When we first moved into Maple Hoo, the front yard was perhaps the most boring, ugly front yard you could imagine. It was a swath of average-looking grass, the average suburban evergreen mustache foundation planting, and what looked at first glance to be a very average tree. The backyard was lush and green and wonderful, with its showy maple, majestic oak, and colorful sugar gum trees. The front yard tree was all trunk with some scraggly branches dotted with small roundish leaves. I was more than a little glum that my bedroom was the one that was going to look out over the boring front yard and the boring, boring tree. Our nosy, know-it-all neighbor informed us it was a linden tree, and for the first year of living at Maple Hoo I cursed the linden and how it didn’t fill my bedroom window with the kind of lush foliage I was hoping to find in my forever home. More than that, it looked less than sturdy.

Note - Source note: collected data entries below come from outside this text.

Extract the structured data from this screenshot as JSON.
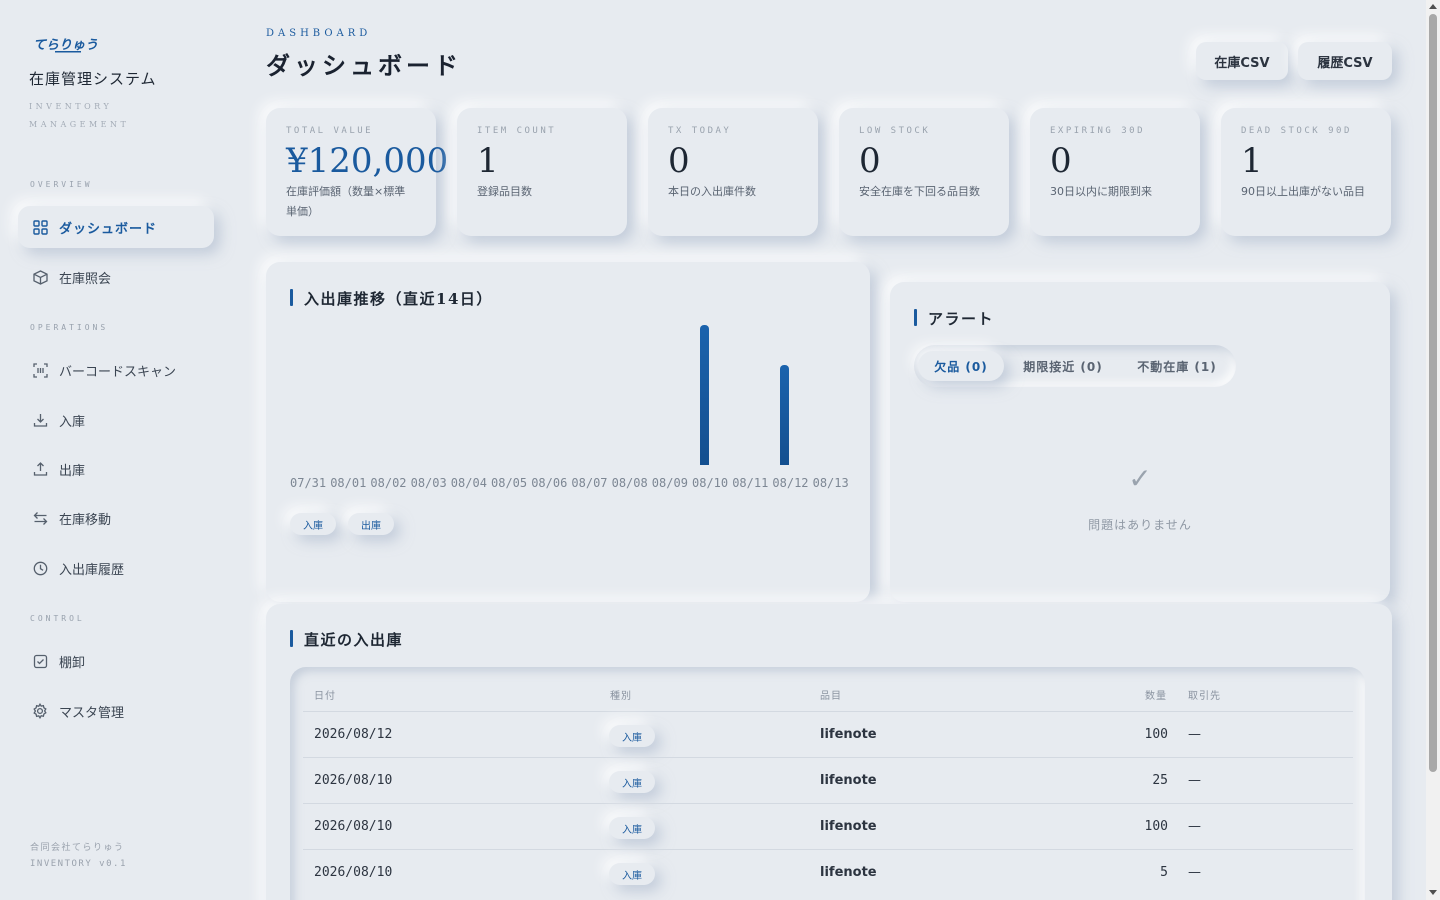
{
  "sidebar": {
    "logo_text": "てらりゅう",
    "app_title": "在庫管理システム",
    "app_subtitle": "INVENTORY MANAGEMENT",
    "sections": {
      "overview": "OVERVIEW",
      "operations": "OPERATIONS",
      "control": "CONTROL"
    },
    "items": [
      {
        "label": "ダッシュボード",
        "icon": "grid-icon",
        "active": true
      },
      {
        "label": "在庫照会",
        "icon": "box-icon"
      },
      {
        "label": "バーコードスキャン",
        "icon": "scan-icon"
      },
      {
        "label": "入庫",
        "icon": "download-icon"
      },
      {
        "label": "出庫",
        "icon": "upload-icon"
      },
      {
        "label": "在庫移動",
        "icon": "transfer-icon"
      },
      {
        "label": "入出庫履歴",
        "icon": "clock-icon"
      },
      {
        "label": "棚卸",
        "icon": "checkbox-icon"
      },
      {
        "label": "マスタ管理",
        "icon": "gear-icon"
      }
    ],
    "footer_company": "合同会社てらりゅう",
    "footer_version": "INVENTORY v0.1"
  },
  "header": {
    "eyebrow": "DASHBOARD",
    "title": "ダッシュボード",
    "btn_stock_csv": "在庫CSV",
    "btn_history_csv": "履歴CSV"
  },
  "kpis": [
    {
      "label": "TOTAL VALUE",
      "value": "¥120,000",
      "desc": "在庫評価額（数量×標準単価）"
    },
    {
      "label": "ITEM COUNT",
      "value": "1",
      "desc": "登録品目数"
    },
    {
      "label": "TX TODAY",
      "value": "0",
      "desc": "本日の入出庫件数"
    },
    {
      "label": "LOW STOCK",
      "value": "0",
      "desc": "安全在庫を下回る品目数"
    },
    {
      "label": "EXPIRING 30D",
      "value": "0",
      "desc": "30日以内に期限到来"
    },
    {
      "label": "DEAD STOCK 90D",
      "value": "1",
      "desc": "90日以上出庫がない品目"
    }
  ],
  "trend": {
    "title": "入出庫推移（直近14日）",
    "legend_in": "入庫",
    "legend_out": "出庫"
  },
  "chart_data": {
    "type": "bar",
    "title": "入出庫推移（直近14日）",
    "categories": [
      "07/31",
      "08/01",
      "08/02",
      "08/03",
      "08/04",
      "08/05",
      "08/06",
      "08/07",
      "08/08",
      "08/09",
      "08/10",
      "08/11",
      "08/12",
      "08/13"
    ],
    "series": [
      {
        "name": "入庫",
        "values": [
          0,
          0,
          0,
          0,
          0,
          0,
          0,
          0,
          0,
          0,
          140,
          0,
          100,
          0
        ]
      },
      {
        "name": "出庫",
        "values": [
          0,
          0,
          0,
          0,
          0,
          0,
          0,
          0,
          0,
          0,
          0,
          0,
          0,
          0
        ]
      }
    ],
    "ylim": [
      0,
      140
    ],
    "grid": false,
    "legend": "bottom-left",
    "colors": {
      "in": "#1a5a9e"
    }
  },
  "alerts": {
    "title": "アラート",
    "tabs": [
      "欠品 (0)",
      "期限接近 (0)",
      "不動在庫 (1)"
    ],
    "check_glyph": "✓",
    "empty_message": "問題はありません"
  },
  "recent": {
    "title": "直近の入出庫",
    "columns": [
      "日付",
      "種別",
      "品目",
      "数量",
      "取引先"
    ],
    "rows": [
      {
        "date": "2026/08/12",
        "type": "入庫",
        "item": "lifenote",
        "qty": "100",
        "partner": "—"
      },
      {
        "date": "2026/08/10",
        "type": "入庫",
        "item": "lifenote",
        "qty": "25",
        "partner": "—"
      },
      {
        "date": "2026/08/10",
        "type": "入庫",
        "item": "lifenote",
        "qty": "100",
        "partner": "—"
      },
      {
        "date": "2026/08/10",
        "type": "入庫",
        "item": "lifenote",
        "qty": "5",
        "partner": "—"
      }
    ]
  },
  "colors": {
    "accent": "#1a5a9e",
    "background": "#e7ebf0"
  }
}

Boomer had some of its branches wired to the trunk, but that only made me more nervous that in a big storm, my bedroom was going to be smushed, with me in it, by massive ugly linden branches, adding injury to the insult of not getting a view of the maple.

But somewhere along the line I discovered the tree was actually quite beautiful.

It might have been the moment when Boomer learned from her master gardener course that it wasn’t in fact a linden, confirming that our nosy, know-it-all neighbor knows little and should mind her own business (now we think the tree is a black locust). It might have been when I realized there weren’t as many baby black locusts trying to come up in the garden (those suckers are hard to pull up). It might have been when we added a handful of apple and peach trees, a new walkway, and a large garden to the front yard, thus relieving the tree of its prior role of “Sole Focal Point In The Front Yard”. Or it might have been when I discovered that an architectural tree can be just as interesting to look at as a lush maple canopy. It might have been when I discovered how pretty the leaves are when they turn light gold and fall, drifting like flakes in a snowglobe all over the front yard.

Or, it might be because it hasn’t come crashing into my bedroom, yet.

In any event, this is the Black Locust of Maple Hoo, guardian of the garden and inspiration for the apples and peaches to grow tall and strong.